For the morphological disambiguation rules I will build on my previous year's work on Constraint Grammar for Serbo-Croatian. There are slight differences in morphological ambiguities between Slovene and Serbo-Croatian (notably the structure of declension, which is more complicated for plural and dual in Slovene), however I believe that with minor adaptations it will also be possible to efficiently aplly the CG rules to Slovene.
The transfer rules will be fairly straightforward to write. The main differences in grammars are in the dual number (which does not exist in Serbo-Croatian, save for rudimentary remnants in number phrases) and the future tense (the Slovene future tense is a cognate construction to Serbo-Croatian future II, while Serbo-Croatian uses a different compound construct), so most of the transfer rules will be about clitic and word reordering.
Work already done
Community bonding period
- written a stream processor for the coding challenge
- a study on the work done on apertium-sl-es, extracting statistics and reading the language-pair report
- done a rudimentary checklist of the most important books and websites to be used as resources
Work To do
Before the coding period:
- obtain a printed grammar of Slovene
- make a skeleton language pair apertium-sh-sl in the incubator
- study on the tagset convention differences to minimize complications later
The coding period:
- Week 1: Even up the coverage of closed word categories, define a mapping for the tagset later to be added in transfer.
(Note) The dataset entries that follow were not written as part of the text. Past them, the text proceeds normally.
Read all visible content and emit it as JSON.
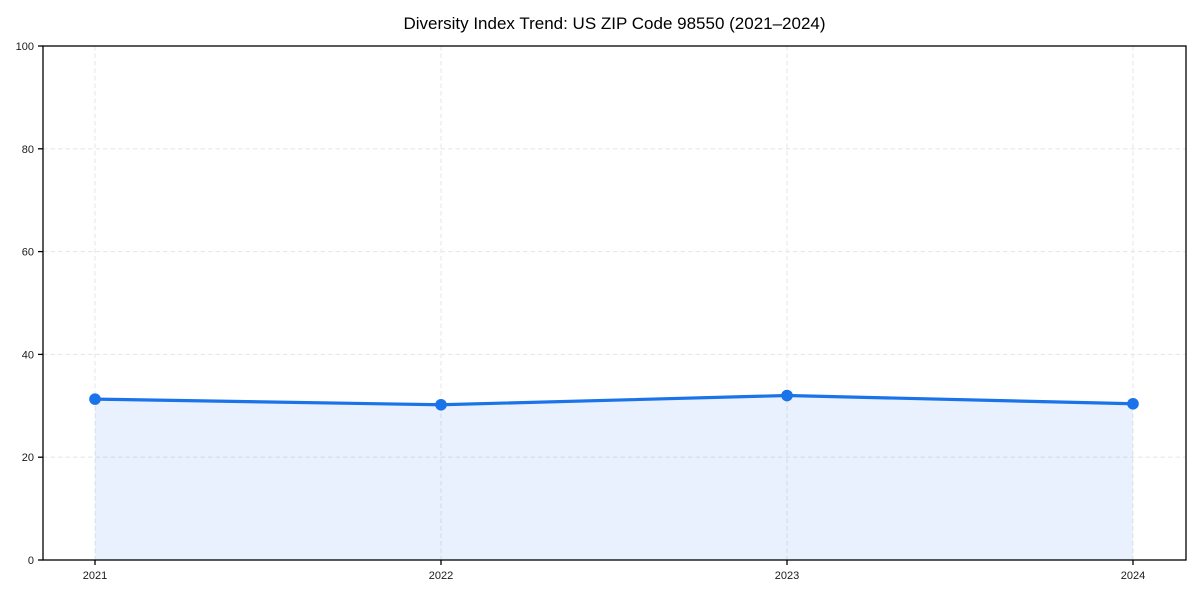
{
  "chart_data": {
    "type": "area",
    "title": "Diversity Index Trend: US ZIP Code 98550 (2021–2024)",
    "categories": [
      "2021",
      "2022",
      "2023",
      "2024"
    ],
    "series": [
      {
        "name": "Diversity Index",
        "values": [
          31.3,
          30.2,
          32.0,
          30.4
        ]
      }
    ],
    "xlabel": "",
    "ylabel": "",
    "ylim": [
      0,
      100
    ],
    "yticks": [
      0,
      20,
      40,
      60,
      80,
      100
    ],
    "grid": true,
    "grid_style": "dashed",
    "legend_position": "none",
    "marker": "circle",
    "colors": {
      "line": "#1a73e8",
      "marker": "#1a73e8",
      "fill": "rgba(26,115,232,0.10)",
      "gridline": "#e8e8e8",
      "spine": "#000000",
      "background": "#ffffff",
      "tick_label": "#1a1a1a",
      "title": "#000000"
    }
  }
}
Start with open word categories - even up the coverage of verbs (SL: 3500 / SH: 1387)
- Week 2-3: Even up the coverage of nouns (SL: 6681 / SH: 2333), and proper nouns (SL: 530 / SH: 1776)
- Week 4-5: Even up the coverage of adjectives (SL: 4440 / SH: 2898)
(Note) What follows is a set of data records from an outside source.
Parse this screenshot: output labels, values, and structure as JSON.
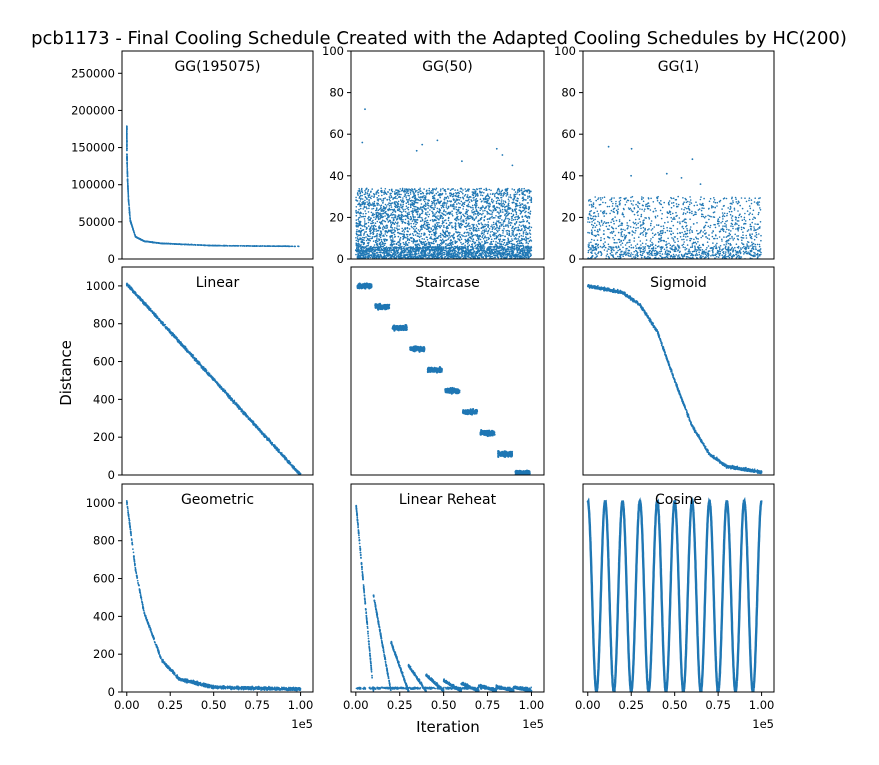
{
  "suptitle": "pcb1173 - Final Cooling Schedule Created with the Adapted Cooling Schedules by HC(200)",
  "ylabel": "Distance",
  "xlabel": "Iteration",
  "x_offset_label": "1e5",
  "colors": {
    "series": "#1f77b4"
  },
  "chart_data": [
    {
      "type": "scatter",
      "panel": "GG(195075)",
      "title": "GG(195075)",
      "xlim": [
        0,
        1.0
      ],
      "ylim": [
        0,
        280000
      ],
      "yticks": [
        0,
        50000,
        100000,
        150000,
        200000,
        250000
      ],
      "ytick_labels": [
        "0",
        "50000",
        "100000",
        "150000",
        "200000",
        "250000"
      ],
      "xticks_visible": false,
      "x_scale_note": "x in units of 1e5 iterations",
      "series": [
        {
          "description": "rapid decay",
          "points": [
            [
              0,
              177000
            ],
            [
              0.001,
              140000
            ],
            [
              0.003,
              120000
            ],
            [
              0.006,
              100000
            ],
            [
              0.01,
              80000
            ],
            [
              0.02,
              52000
            ],
            [
              0.05,
              30000
            ],
            [
              0.1,
              24000
            ],
            [
              0.2,
              21000
            ],
            [
              0.3,
              20000
            ],
            [
              0.5,
              18000
            ],
            [
              0.75,
              17500
            ],
            [
              1.0,
              17000
            ]
          ]
        }
      ]
    },
    {
      "type": "scatter",
      "panel": "GG(50)",
      "title": "GG(50)",
      "xlim": [
        0,
        1.0
      ],
      "ylim": [
        0,
        100
      ],
      "yticks": [
        0,
        20,
        40,
        60,
        80,
        100
      ],
      "ytick_labels": [
        "0",
        "20",
        "40",
        "60",
        "80",
        "100"
      ],
      "xticks_visible": false,
      "series": [
        {
          "description": "dense noise band",
          "band": [
            0,
            34
          ],
          "outliers": [
            72,
            57,
            55,
            53,
            56,
            52,
            50,
            47,
            45
          ]
        }
      ]
    },
    {
      "type": "scatter",
      "panel": "GG(1)",
      "title": "GG(1)",
      "xlim": [
        0,
        1.0
      ],
      "ylim": [
        0,
        100
      ],
      "yticks": [
        0,
        20,
        40,
        60,
        80,
        100
      ],
      "ytick_labels": [
        "0",
        "20",
        "40",
        "60",
        "80",
        "100"
      ],
      "xticks_visible": false,
      "series": [
        {
          "description": "sparse noise band",
          "band": [
            0,
            30
          ],
          "outliers": [
            54,
            53,
            48,
            41,
            40,
            39,
            36
          ]
        }
      ]
    },
    {
      "type": "scatter",
      "panel": "Linear",
      "title": "Linear",
      "xlim": [
        0,
        1.0
      ],
      "ylim": [
        0,
        1100
      ],
      "yticks": [
        0,
        200,
        400,
        600,
        800,
        1000
      ],
      "ytick_labels": [
        "0",
        "200",
        "400",
        "600",
        "800",
        "1000"
      ],
      "xticks_visible": false,
      "series": [
        {
          "description": "linear decline",
          "points": [
            [
              0,
              1010
            ],
            [
              0.5,
              505
            ],
            [
              1.0,
              0
            ]
          ]
        }
      ]
    },
    {
      "type": "scatter",
      "panel": "Staircase",
      "title": "Staircase",
      "xlim": [
        0,
        1.0
      ],
      "ylim": [
        0,
        1100
      ],
      "yticks_visible": false,
      "xticks_visible": false,
      "series": [
        {
          "description": "ten descending steps",
          "steps": [
            1000,
            889,
            778,
            667,
            556,
            445,
            333,
            222,
            111,
            10
          ]
        }
      ]
    },
    {
      "type": "scatter",
      "panel": "Sigmoid",
      "title": "Sigmoid",
      "xlim": [
        0,
        1.0
      ],
      "ylim": [
        0,
        1100
      ],
      "yticks_visible": false,
      "xticks_visible": false,
      "series": [
        {
          "description": "sigmoid decline",
          "points": [
            [
              0,
              1000
            ],
            [
              0.2,
              965
            ],
            [
              0.3,
              900
            ],
            [
              0.4,
              760
            ],
            [
              0.5,
              500
            ],
            [
              0.6,
              260
            ],
            [
              0.7,
              110
            ],
            [
              0.8,
              45
            ],
            [
              1.0,
              15
            ]
          ]
        }
      ]
    },
    {
      "type": "scatter",
      "panel": "Geometric",
      "title": "Geometric",
      "xlim": [
        0,
        1.0
      ],
      "ylim": [
        0,
        1100
      ],
      "yticks": [
        0,
        200,
        400,
        600,
        800,
        1000
      ],
      "ytick_labels": [
        "0",
        "200",
        "400",
        "600",
        "800",
        "1000"
      ],
      "xticks": [
        0,
        0.25,
        0.5,
        0.75,
        1.0
      ],
      "xtick_labels": [
        "0.00",
        "0.25",
        "0.50",
        "0.75",
        "1.00"
      ],
      "series": [
        {
          "description": "exponential decay",
          "points": [
            [
              0,
              1010
            ],
            [
              0.05,
              650
            ],
            [
              0.1,
              420
            ],
            [
              0.2,
              170
            ],
            [
              0.3,
              70
            ],
            [
              0.5,
              25
            ],
            [
              1.0,
              15
            ]
          ]
        }
      ]
    },
    {
      "type": "scatter",
      "panel": "Linear Reheat",
      "title": "Linear Reheat",
      "xlim": [
        0,
        1.0
      ],
      "ylim": [
        0,
        1100
      ],
      "yticks_visible": false,
      "xticks": [
        0,
        0.25,
        0.5,
        0.75,
        1.0
      ],
      "xtick_labels": [
        "0.00",
        "0.25",
        "0.50",
        "0.75",
        "1.00"
      ],
      "series": [
        {
          "description": "ten reheat cycles with decaying peaks",
          "cycle_peaks": [
            1000,
            510,
            260,
            135,
            85,
            55,
            40,
            30,
            25,
            20
          ]
        }
      ]
    },
    {
      "type": "line",
      "panel": "Cosine",
      "title": "Cosine",
      "xlim": [
        0,
        1.0
      ],
      "ylim": [
        0,
        1100
      ],
      "yticks_visible": false,
      "xticks": [
        0,
        0.25,
        0.5,
        0.75,
        1.0
      ],
      "xtick_labels": [
        "0.00",
        "0.25",
        "0.50",
        "0.75",
        "1.00"
      ],
      "series": [
        {
          "description": "oscillation between 0 and 1000",
          "cycles": 10,
          "amplitude": [
            0,
            1010
          ]
        }
      ]
    }
  ]
}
- Week 6-7: Even up the coverage of adverbs (SL: 2186 / SH: 1659)
(The words will be added to the bidix in parallel to the work on the morphological lexicon)
- Deliverable #1 : Evened up morphological lexicons, a bidix, and tagset mapping defined for transfer.
- Week 8-9: Write additional disambiguation rules, and adapt some for the Slovene side
- Week 10: Write transfer rules for word reordering and verb tenses
- Deliverable #2 : Transfer and disambiguation rules
- Week 11-12: Final cleanup and testing on a corpus, final touch on the documentation
- Deliverable #3 : A complete sh - sl bidirectional translation system, with disambiguation and documentation
Lectures for 12 hours a week, no other fixed commitments at present.
I am an Graduate student of Computer Science and Mathematics at the Faculty of Science, University of Zagreb.
I have worked on the language pair apertium-sh-mk for the GSoC of 2011., and have been a mentor for Google Code-In 2011 for several tasks involving that and similar language pairs.
Regarding the technologies used in machine translation I've been enrolled in courses with finite state machines, and context free grammars (implementation of a parser using yacc+flex), and machine learning.